I was down in the kitchen this evening when she came in through the CatFlap(R) with a small furry thing in her mouth. I immediately shouted “Out!” and she took her anticipated meal out to the patio. I decided to watch what she did with her catch, which appeared to be a small vole.
At this stage the vole was in fairly good nick, if a little shaken, and could probably have made a good getaway had it been anywhere near some long grass. Lady V had other ideas and let it try its best whilst literally dancing around the poor beast. She would actually spin around completely and catch the vole again and again. The next trick was to let it get to the wall and try to climb up; she would permit only so much of this before pawing it to the ground again, mouthing it and patting it about.
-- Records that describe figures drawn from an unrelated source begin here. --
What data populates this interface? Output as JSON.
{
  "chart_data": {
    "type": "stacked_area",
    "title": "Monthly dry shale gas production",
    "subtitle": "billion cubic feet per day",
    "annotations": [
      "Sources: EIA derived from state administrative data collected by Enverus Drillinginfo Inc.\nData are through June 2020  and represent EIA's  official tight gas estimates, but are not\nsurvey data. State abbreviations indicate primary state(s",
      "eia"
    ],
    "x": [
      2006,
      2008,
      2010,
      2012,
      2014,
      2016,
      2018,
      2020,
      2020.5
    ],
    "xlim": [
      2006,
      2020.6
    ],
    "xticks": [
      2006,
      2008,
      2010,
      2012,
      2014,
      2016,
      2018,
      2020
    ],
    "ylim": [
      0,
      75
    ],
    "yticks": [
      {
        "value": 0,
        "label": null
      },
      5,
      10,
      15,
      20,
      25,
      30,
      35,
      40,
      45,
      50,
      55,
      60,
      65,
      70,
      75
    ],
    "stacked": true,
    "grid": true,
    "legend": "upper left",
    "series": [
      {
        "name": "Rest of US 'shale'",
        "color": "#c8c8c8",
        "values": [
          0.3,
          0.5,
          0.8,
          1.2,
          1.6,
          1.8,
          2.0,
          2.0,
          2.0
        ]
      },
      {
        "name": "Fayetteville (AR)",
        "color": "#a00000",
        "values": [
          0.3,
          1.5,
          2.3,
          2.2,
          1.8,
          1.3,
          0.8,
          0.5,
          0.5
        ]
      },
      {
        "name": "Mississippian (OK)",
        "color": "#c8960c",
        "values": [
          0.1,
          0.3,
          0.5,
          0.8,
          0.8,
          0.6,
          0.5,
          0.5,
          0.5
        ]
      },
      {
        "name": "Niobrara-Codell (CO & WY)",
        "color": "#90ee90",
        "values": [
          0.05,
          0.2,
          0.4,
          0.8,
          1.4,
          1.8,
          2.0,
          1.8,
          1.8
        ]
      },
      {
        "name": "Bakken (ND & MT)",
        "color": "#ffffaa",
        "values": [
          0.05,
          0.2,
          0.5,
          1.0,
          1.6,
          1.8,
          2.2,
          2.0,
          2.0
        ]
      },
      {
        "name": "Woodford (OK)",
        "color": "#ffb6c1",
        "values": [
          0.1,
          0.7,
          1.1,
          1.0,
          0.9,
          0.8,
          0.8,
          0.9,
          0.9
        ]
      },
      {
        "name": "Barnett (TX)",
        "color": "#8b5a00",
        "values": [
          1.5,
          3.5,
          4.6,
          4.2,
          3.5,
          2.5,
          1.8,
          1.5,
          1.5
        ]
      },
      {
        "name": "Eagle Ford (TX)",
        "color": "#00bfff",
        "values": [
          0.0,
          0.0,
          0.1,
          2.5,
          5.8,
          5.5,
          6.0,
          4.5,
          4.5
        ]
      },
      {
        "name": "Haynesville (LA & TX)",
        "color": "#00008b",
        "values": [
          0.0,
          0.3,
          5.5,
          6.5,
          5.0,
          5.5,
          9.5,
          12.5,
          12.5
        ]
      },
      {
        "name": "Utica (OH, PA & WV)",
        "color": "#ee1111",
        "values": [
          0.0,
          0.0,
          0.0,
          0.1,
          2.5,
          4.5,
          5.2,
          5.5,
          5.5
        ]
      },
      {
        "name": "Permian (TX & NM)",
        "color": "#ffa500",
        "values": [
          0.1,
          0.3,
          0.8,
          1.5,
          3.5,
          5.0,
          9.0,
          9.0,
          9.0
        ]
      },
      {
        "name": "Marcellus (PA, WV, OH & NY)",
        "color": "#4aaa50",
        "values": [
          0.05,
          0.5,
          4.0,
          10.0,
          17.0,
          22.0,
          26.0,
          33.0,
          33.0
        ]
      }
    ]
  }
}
By this time the vole was visibly tiring and unable to make any further escape attempts.
The cat had plenty of play left in her, however, and proceeded to sprawl out in the evening sunshine and roll around, displaying the classic “playful kitty” method of springing the vole up into the air and down again. By now the little thing was twitching and its chest would convulse as its end came nearer. Lady V rolled around on top of it, enjoying the warmth of the ground, and displayed a complete nonchalance towards the fate of her prey.
Only when the poor wee thing was no longer moving did she decide that playtime was over and teatime had arrived. She proceeded to devote herself to her carnal appetites and the vole disappeared completely in little under two minutes. She then came in to seek appreciation and the usual domestic attentions from the household.
No doubt some readers will question my role as passive observer in this drama and protest my failure to intervene on behalf of the vole. If I had tried to get out to her, I’ve no doubt that she would have picked up her prey and carted it off to some location where she could entertain and feed herself with disapproval. The other point is that she does this several times every day and a single intervention is pretty meaningless in the overall scheme of things. If I’d stayed upstairs the drama would have been played out in the kitchen unobserved by me, so feeling guilty for observing and accepting Lady V’s behaviour is irrational and unreasonable, however much some sense of guilt creeps in from being a witness to the microcarnage.